‘It’s not right’: Aniak residents share pain of spiking power bills with regulators

Aniak from the air (Olivia Ebertz/KYUK)

When the Regulatory Commission of Alaska opened the floor to public comment on utilities at its bi-weekly public meeting on Wednesday, residents of Aniak — who saw their power costs quadruple last month — had plenty to say.

More than 30 Aniak community members, including elders, teenagers, a Calista Corp. representative, business owners and teachers, spoke about the hardship caused by the jump in their power bills from Aniak Light & Power Company. Bills often exceeded $1,000 per household for the month of May.

The comments from the public were intense. Two members of the commission, which regulates public utilities, called them compelling.

Resident Roxanne Evan told the commission that she has considered moving.

“But who’s going to buy my house with the exorbitant costs of living out here?” she said. “I pay a mortgage every month.”

Resident Adrian Bowens added that she was afraid of costs come winter.

I know I’m gonna have to make hard decisions,” Bowens said. “Am I going to buy groceries this year, this month? Or am I going to pay my $1,200 light bill? I double think every time I use my ovens now, when I take a shower. I don’t want to plug my coil stove in for heat.”

Residents also mentioned the rate hike’s impact on elders with fixed incomes, on their subsistence lifestyle and on mental and physical health. They said they felt their concerns had been sidelined because of their remote location as well as their race.

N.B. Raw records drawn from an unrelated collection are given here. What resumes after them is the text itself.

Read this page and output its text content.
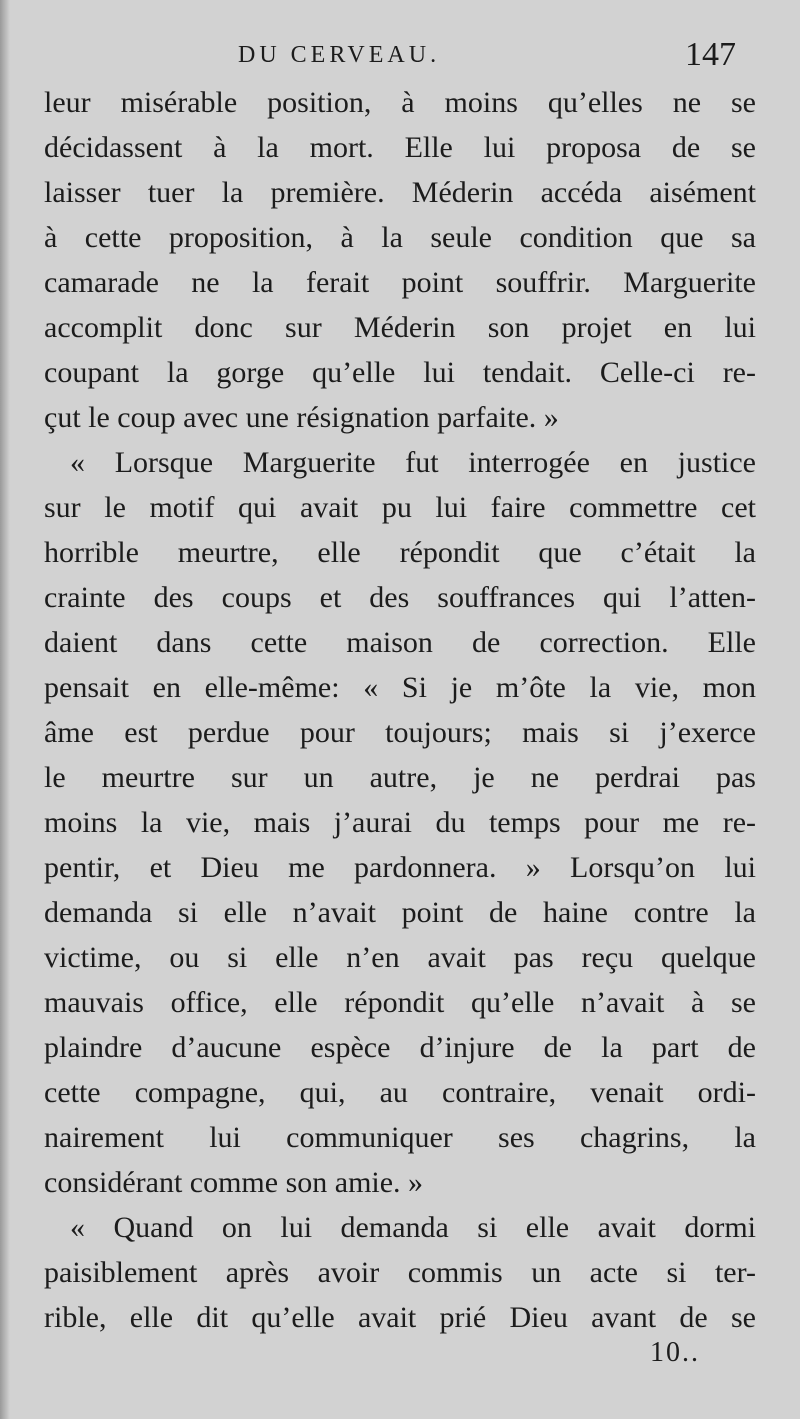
DU CERVEAU.	147
leur misérable position, à moins qu’elles ne se
décidassent à la mort. Elle lui proposa de se
laisser tuer la première. Méderin accéda aisément
à cette proposition, à la seule condition que sa
camarade ne la ferait point souffrir. Marguerite
accomplit donc sur Méderin son projet en lui
coupant la gorge qu’elle lui tendait. Celle-ci re-
çut le coup avec une résignation parfaite. »
« Lorsque Marguerite fut interrogée en justice
sur le motif qui avait pu lui faire commettre cet
horrible meurtre, elle répondit que c’était la
crainte des coups et des souffrances qui l’atten-
daient dans cette maison de correction. Elle
pensait en elle-même: « Si je m’ôte la vie, mon
âme est perdue pour toujours; mais si j’exerce
le meurtre sur un autre, je ne perdrai pas
moins la vie, mais j’aurai du temps pour me re-
pentir, et Dieu me pardonnera. » Lorsqu’on lui
demanda si elle n’avait point de haine contre la
victime, ou si elle n’en avait pas reçu quelque
mauvais office, elle répondit qu’elle n’avait à se
plaindre d’aucune espèce d’injure de la part de
cette compagne, qui, au contraire, venait ordi-
nairement lui communiquer ses chagrins, la
considérant comme son amie. »
« Quand on lui demanda si elle avait dormi
paisiblement après avoir commis un acte si ter-
rible, elle dit qu’elle avait prié Dieu avant de se
10..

“Everything is gonna go up. We’re literally destroying Alaskan villages,” said resident Rachel Youngblood. “And I’m gonna say it. I feel that nobody cares. The bottom line is that the people living in the villages are (Alaska) Native, continuously to be underserved, and nobody pays attention to them. And it’s not right.”

After over an hour and a half of comments, RCA Commissioner Bob Pickett had a comment of his own.

“I appreciate everyone from Aniak taking the time. It’s a very compelling story,” Pickett said on the call. “And I will be supporting a management practices investigation of the utility with the certificate being on the line. We have not heard from the utility at this point.”

Aniak Light & Power’s president, Darlene Holmberg, subsequently spoke with KYUK about the controversy.

“I have asked the state if there’s an option that would have served better,” Holmberg said. “And they’ve kind of indicated there is, but they have not handed me any options.”

Holmberg said that she is hoping the commission can help turn around the price hikes that have rocked her community.

“It’s horrible. I couldn’t, I was mortified,” Holmberg said. “I was certain I was wrong. And I submitted it to the state because I couldn’t find an error. And they proved it. So I’m hoping that they can come along and say there is another method and approved methodology.”

Pickett outlined the next steps. He said that RCA won’t make a decision without working with the utility, and they’ll need to bring in commission staff and administrative law judges, which are independent adjudicators often used for regulatory matters.

“We’ve only had a couple of these types of investigations and they can be quite brutal, quite frankly. One was in Aniak, another one in Egegik,” Pickett said. “And at the end of the day, if the commission does find that the utility is not willing and able under its certificate of public convenience and necessity, you’ve got to figure who is going to do it then.”

RCA spokesman Steven Jones said that the commission will consult with an administrative law judge about the next steps to look into Aniak Light & Power’s management practice.

They look at a number of things to determine whether it’s — does it require an onsite visit? Does it require testimony?” Jones said. Does it require witnesses or experts, or there’s a variety of things that they have more power to call upon than the consumer protection section would be able to do?”

Jones also said that the commission will be considering some of the issues brought up.

“There was a number of people that expressed questions to the commission such as the adjustment, or record keeping, or age of infrastructure and so on,” said Jones.

Jones explained that there are different types of investigations depending on the issue.

“Whether it be billing practices, or management practices, or rates, charges, all of those things fall under their tariff. And so if there’s one that they believe that may need further investigation, they narrowed down the topic. In this case, [Pickett] believed it to be management practices,” Jones said. “Typically, management practices take on a higher level of the commission because it’s not something as clearly defined as, say, a rate page might have the numbers on it. Whereas a management decision may not be clearly written or not spelled out, or just needs further investigation because it was interpreted a different way.”

This week, residents learned prices have been pushed up by another 13%.

The regulatory commission has told Aniak Light & Power that the company has to file with it more frequently because of the current price surges.

Jones said that the utility made a filing to reduce its rates on June 28. If approved, the change would bring power costs down about 10% from their current levels.